India’s domestic macroeconomic backdrop clearly remains appropriate for a more balanced tone at present. The latest Consumer Price Index (CPI) inflation stands at three per cent and can move even lower in the near-term. Core CPI has softened materially to less than 4.5 per cent. Expectations of a near normal monsoon, a stronger rupee, broadly stable commodity prices, and a likely less inflationary goods and services tax (GST) should help CPI inflation staying in check, potentially averaging in a 4 per cent-handle during 2017.
India’s external sector dynamics remains healthy with a narrow current account gap (at sub-1 per cent of GDP) and net foreign direct investment (FDI) inflows being about double of that. Foreign institutional investor (FII) inflows have also been strong into both bonds and equities in the recent past, particularly since the ruling BJP’s strong show in state and local elections in February-March. Overall, the recent rupee strength, which has tightened the monetary conditions of late, has several contributing factors and is unlikely to witness any major reversal quickly.
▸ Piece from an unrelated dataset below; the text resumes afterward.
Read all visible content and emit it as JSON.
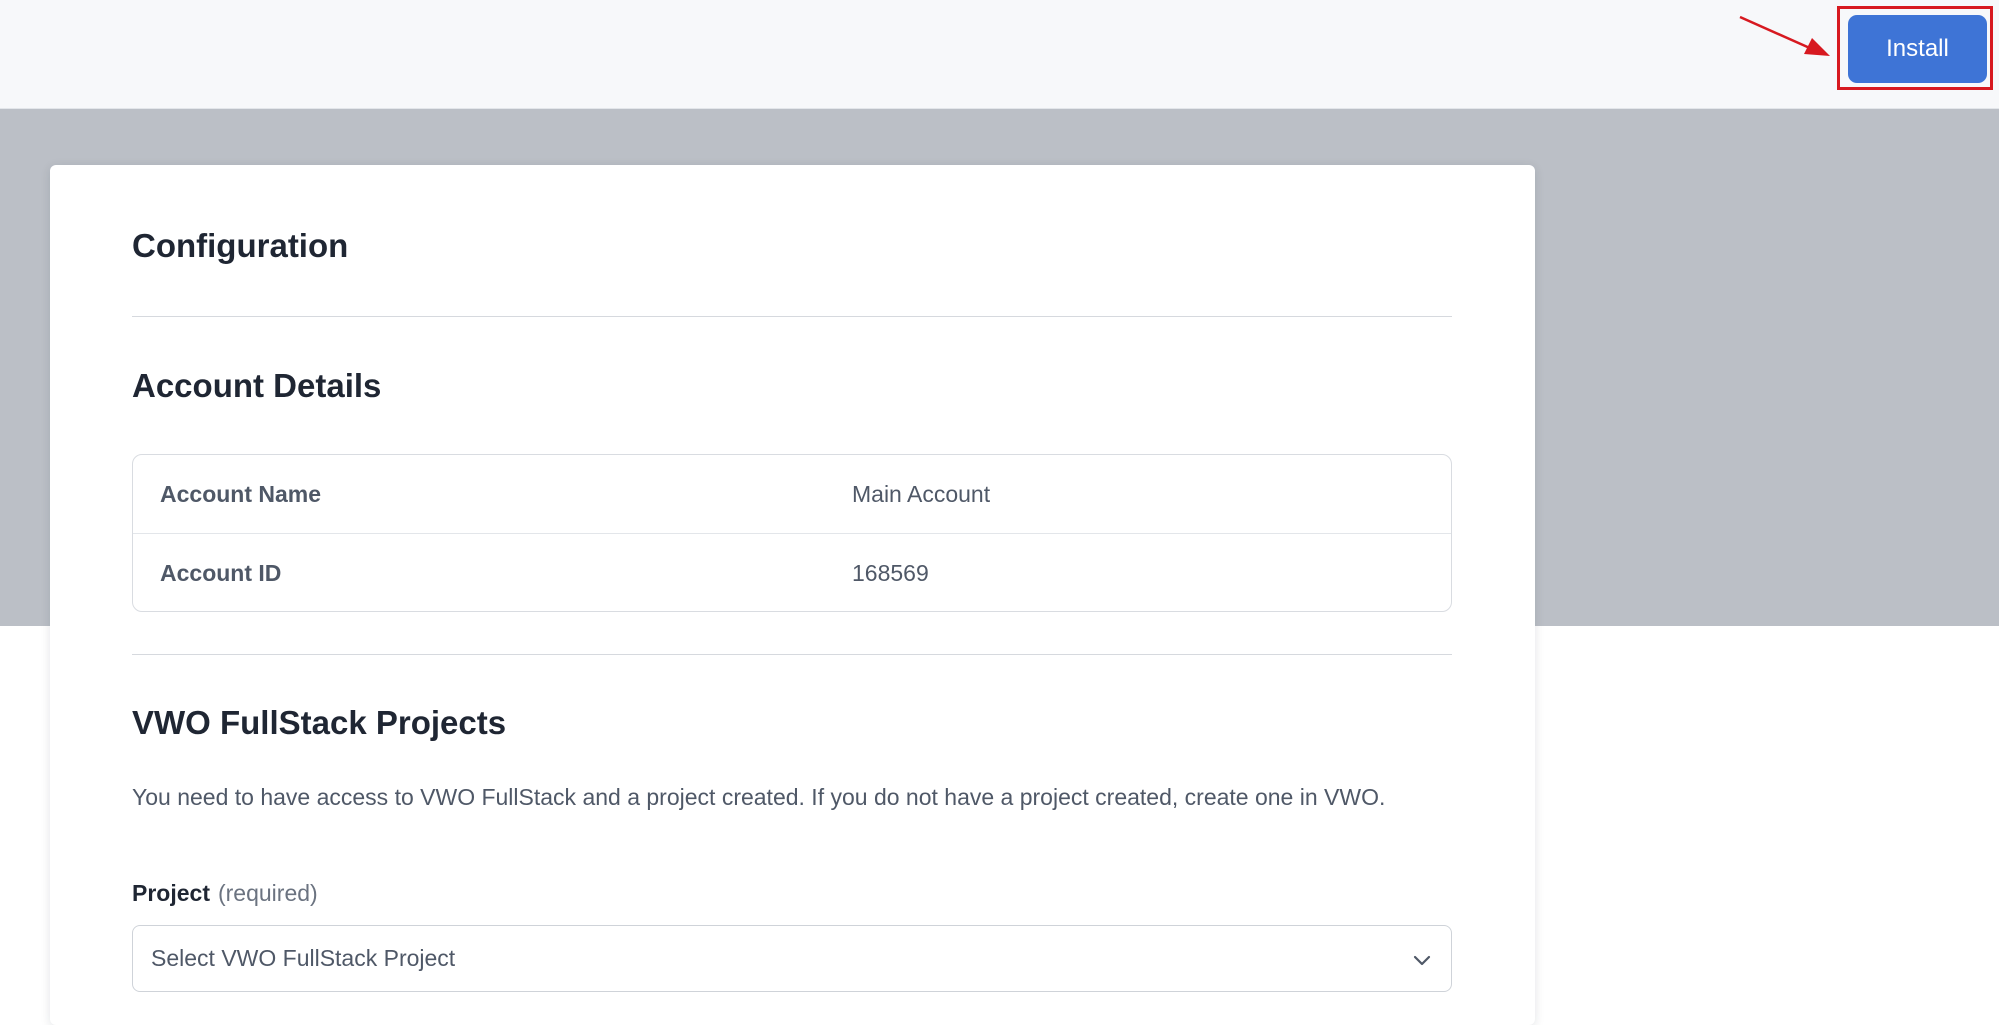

The RBI’s surprise change in monetary policy stance to “neutral” in February was possibly influenced heavily by global concerns, even though the central bank did not mention it explicitly. Indeed, in early 2017, rupee was weakening amid, among other things, upside risks to commodity prices, fears of a hawkish Fed and a further stronger dollar. Such risks seem to have moderated materially since then, while India's real policy rate (ex post) kept climbing higher to over 300 basis points.
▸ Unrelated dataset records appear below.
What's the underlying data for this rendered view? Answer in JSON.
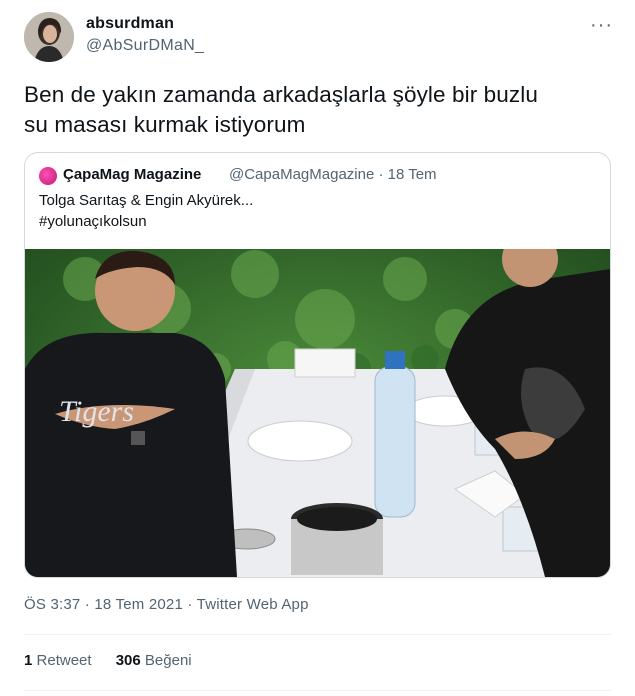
{
  "author": {
    "name": "absurdman",
    "handle": "@AbSurDMaN_",
    "more_label": "···"
  },
  "tweet": {
    "line1": "Ben de yakın zamanda arkadaşlarla şöyle bir buzlu",
    "line2": "su masası kurmak istiyorum"
  },
  "quote": {
    "name": "ÇapaMag Magazine",
    "handle_time": "@CapaMagMagazine · 18 Tem",
    "line1": "Tolga Sarıtaş & Engin Akyürek...",
    "line2": "#yolunaçıkolsun",
    "photo_text": "Tigers"
  },
  "meta": {
    "time_date_source": "ÖS 3:37 · 18 Tem 2021 · Twitter Web App"
  },
  "stats": {
    "retweet_count": "1",
    "retweet_label": "Retweet",
    "like_count": "306",
    "like_label": "Beğeni"
  }
}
The MPC's fears of a sharp uptick in CPI inflation during the remonetisation phase remained far from being realised, partly indicating weak pricing power in the economy and weak demand side pressure on inflation.
Market participants must appreciate that staying cautious is a virtue for central bankers and should not expect a sudden reversal in the formal monetary policy stance. On the other hand, the MPC will likely boost its long term credibility by coming out with the most objective assessment of the economy rather than trying to defend any previously adopted stance.